Es que el optimismo es una actitud ante la vida para Lorgio Vaca y que, junto con la creación artística, son sus principales motores. “La pintura y en especial el muralismo, es acción. Eso es lo lindo que tiene el arte. Te mantiene en acción”, dice y dibuja una sonrisa que enmarcan sus gruesos bigotes blancos.

Pese a que ya tiene el pelo encanecido, los años no parecen hacerle mella. Su trazo sigue siendo firme y seguro cuando dibuja. Su memoria y capacidad de reflexión es admirable e incluso, cuando otras personas de su edad ni piensan en conducir un auto, él no tiene reparos en enfrentar el caótico tráfico de la ciudad en su pequeño jeep Suzuki.

Cuando se le pregunta cuál es el secreto de su vitalidad, sonríe y luego con voz pausada e intimista responde: “No tengo hora para levantarme, porque soy noctámbulo. Puede ser a las siete, ocho o diez de la mañana, pero siempre hago más de una hora de ejercicios, levanto pesas y bailo. La música es lo de menos. Eso me permite que con más de 80 años pueda mantener el equilibrio en una sola pierna”, dice y lo demuestra para luego lanzar una carcajada. Aclara que después del desayuno lee el periódico y posteriormente se pone a trabajar. A veces en el taller que tiene en su casa y otras donde se está montando el mural destruido. Se considera vegetariano, pero una vez al mes no se priva de disfrutar de un buen churrasco.

RECUERDOS DE INFANCIA
La gesta del Oriente boliviano no solo tiene un valor artístico para el muralista, también fue el rencuentro con su ciudad natal, después de muchos años de ausencia y visitas esporádicas, fue la obra que lo decidió a establecerse nuevamente en Santa Cruz y la que permitió que se empezara a valorar su trabajo en una ciudad con características todavía de aldea, con escasa actividad cultural y que recién empezaba a crecer.

De esa sociedad todavía rural es que guarda sus primeros recuerdos.

“Mi mayor deseo de niño era tener un caballo (risas).
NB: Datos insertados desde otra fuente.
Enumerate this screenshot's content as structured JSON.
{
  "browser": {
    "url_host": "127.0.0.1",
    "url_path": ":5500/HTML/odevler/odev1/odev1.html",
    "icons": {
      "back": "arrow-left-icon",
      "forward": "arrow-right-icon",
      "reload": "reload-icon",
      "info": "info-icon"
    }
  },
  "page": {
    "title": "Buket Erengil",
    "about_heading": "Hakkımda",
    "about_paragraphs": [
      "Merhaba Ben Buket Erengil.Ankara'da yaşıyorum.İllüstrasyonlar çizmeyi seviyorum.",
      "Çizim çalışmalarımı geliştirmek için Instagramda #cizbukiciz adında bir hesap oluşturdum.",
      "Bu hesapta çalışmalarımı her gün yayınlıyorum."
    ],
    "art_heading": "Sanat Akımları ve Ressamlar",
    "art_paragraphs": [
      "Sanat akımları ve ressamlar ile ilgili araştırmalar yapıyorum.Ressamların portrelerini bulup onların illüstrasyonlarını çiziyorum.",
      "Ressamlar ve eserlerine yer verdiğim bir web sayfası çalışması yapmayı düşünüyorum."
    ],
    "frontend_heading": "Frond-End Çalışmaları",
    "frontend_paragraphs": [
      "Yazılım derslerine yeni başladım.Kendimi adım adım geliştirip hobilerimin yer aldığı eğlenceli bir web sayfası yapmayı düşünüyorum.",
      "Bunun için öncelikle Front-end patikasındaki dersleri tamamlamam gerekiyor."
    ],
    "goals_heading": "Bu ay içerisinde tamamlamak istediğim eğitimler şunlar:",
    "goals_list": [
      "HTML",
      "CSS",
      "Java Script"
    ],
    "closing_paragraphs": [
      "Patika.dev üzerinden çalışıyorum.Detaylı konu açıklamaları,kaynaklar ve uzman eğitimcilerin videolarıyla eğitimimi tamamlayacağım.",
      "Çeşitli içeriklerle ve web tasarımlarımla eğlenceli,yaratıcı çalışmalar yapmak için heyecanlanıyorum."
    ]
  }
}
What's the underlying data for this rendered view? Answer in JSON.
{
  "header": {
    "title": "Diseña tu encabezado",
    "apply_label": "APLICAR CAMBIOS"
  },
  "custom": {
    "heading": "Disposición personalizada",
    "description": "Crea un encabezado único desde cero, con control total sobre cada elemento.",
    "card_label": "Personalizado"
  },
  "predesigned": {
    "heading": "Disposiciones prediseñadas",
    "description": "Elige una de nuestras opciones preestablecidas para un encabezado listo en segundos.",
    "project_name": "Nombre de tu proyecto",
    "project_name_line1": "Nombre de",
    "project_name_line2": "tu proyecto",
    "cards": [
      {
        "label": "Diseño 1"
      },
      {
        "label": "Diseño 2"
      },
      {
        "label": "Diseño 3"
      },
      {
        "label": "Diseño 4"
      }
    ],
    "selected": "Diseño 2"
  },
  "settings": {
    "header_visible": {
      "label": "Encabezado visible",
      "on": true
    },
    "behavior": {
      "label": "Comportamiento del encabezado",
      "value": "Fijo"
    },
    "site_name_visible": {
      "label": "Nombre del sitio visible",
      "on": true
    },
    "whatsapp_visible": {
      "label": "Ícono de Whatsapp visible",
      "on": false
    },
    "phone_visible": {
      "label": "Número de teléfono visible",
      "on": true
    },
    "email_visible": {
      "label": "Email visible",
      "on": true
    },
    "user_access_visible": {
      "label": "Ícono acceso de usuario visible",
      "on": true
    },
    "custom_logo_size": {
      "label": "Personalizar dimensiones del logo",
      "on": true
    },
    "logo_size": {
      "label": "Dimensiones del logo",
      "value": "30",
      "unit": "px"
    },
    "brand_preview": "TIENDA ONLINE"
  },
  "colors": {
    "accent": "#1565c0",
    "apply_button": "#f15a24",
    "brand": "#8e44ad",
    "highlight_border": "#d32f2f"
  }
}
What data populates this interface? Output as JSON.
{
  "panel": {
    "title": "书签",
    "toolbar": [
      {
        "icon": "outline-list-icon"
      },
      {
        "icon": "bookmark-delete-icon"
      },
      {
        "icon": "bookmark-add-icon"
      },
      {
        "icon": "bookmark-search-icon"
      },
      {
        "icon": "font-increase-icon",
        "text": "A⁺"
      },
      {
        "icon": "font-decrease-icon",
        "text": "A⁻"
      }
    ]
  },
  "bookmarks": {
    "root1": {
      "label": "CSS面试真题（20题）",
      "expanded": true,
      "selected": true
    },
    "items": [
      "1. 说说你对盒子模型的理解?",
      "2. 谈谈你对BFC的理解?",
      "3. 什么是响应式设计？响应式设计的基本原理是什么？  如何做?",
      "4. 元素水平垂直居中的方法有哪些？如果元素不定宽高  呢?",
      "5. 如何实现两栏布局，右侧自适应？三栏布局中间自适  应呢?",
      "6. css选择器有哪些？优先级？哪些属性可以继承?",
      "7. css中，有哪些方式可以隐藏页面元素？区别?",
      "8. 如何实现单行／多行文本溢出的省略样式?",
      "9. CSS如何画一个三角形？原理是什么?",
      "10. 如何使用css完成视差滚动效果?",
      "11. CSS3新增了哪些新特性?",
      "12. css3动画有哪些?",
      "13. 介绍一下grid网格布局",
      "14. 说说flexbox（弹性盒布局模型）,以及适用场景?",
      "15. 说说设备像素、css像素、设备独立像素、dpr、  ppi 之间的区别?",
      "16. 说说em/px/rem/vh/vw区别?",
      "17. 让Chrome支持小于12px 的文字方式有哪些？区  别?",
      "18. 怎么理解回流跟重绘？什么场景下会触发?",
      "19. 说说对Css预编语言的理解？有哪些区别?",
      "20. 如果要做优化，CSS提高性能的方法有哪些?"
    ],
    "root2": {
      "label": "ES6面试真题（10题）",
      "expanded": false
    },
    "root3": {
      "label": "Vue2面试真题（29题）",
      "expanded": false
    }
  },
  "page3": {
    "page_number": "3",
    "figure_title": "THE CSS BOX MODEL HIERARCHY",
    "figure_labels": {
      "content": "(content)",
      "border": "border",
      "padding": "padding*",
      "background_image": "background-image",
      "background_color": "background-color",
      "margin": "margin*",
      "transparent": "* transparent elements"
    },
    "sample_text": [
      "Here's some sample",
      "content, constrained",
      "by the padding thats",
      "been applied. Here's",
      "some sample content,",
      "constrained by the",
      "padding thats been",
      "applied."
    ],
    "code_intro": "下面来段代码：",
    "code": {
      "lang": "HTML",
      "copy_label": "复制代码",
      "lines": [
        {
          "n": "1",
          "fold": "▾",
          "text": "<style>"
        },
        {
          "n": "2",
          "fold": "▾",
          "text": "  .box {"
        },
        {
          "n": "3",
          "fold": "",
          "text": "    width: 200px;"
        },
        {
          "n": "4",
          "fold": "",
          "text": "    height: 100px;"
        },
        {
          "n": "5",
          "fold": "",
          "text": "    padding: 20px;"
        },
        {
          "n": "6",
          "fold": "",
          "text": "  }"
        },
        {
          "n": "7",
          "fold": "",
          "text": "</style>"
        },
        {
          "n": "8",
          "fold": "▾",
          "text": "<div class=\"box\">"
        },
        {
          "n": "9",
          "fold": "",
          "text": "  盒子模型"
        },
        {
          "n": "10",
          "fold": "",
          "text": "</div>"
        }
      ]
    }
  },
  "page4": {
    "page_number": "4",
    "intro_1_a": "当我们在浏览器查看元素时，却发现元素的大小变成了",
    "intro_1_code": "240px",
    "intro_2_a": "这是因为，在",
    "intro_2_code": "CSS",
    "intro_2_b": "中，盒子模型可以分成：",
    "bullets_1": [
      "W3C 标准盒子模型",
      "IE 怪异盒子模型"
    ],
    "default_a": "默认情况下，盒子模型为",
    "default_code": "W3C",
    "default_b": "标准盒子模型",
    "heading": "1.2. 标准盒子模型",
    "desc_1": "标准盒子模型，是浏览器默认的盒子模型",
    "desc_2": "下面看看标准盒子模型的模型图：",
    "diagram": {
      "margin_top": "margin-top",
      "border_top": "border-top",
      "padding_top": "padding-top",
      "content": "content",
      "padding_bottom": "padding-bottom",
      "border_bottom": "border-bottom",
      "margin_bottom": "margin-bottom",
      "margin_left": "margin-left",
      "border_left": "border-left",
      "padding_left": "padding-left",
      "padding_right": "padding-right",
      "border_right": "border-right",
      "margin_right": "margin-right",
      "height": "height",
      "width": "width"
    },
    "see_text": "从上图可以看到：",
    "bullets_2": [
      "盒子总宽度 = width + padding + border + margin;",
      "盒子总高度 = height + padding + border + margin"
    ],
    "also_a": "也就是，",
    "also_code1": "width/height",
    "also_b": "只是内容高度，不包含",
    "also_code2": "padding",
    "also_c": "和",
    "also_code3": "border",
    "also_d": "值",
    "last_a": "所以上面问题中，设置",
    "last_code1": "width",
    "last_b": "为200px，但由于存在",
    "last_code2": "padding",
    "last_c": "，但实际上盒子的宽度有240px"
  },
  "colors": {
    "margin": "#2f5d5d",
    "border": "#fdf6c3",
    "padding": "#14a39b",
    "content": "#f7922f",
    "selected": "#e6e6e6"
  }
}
Claro, vivíamos más cerca de la naturaleza. La civilización nos ha traído muchos adelantos, pero también nos ha extraviado mucho, por ejemplo, nos ha quitado la capacidad de caminar. Sin caminar el ser humano es incapaz de sentirse a sí mismo, de pisar la tierra y de transformar los materiales. Ahora ya no hacemos casi nada con las manos”, reflexiona.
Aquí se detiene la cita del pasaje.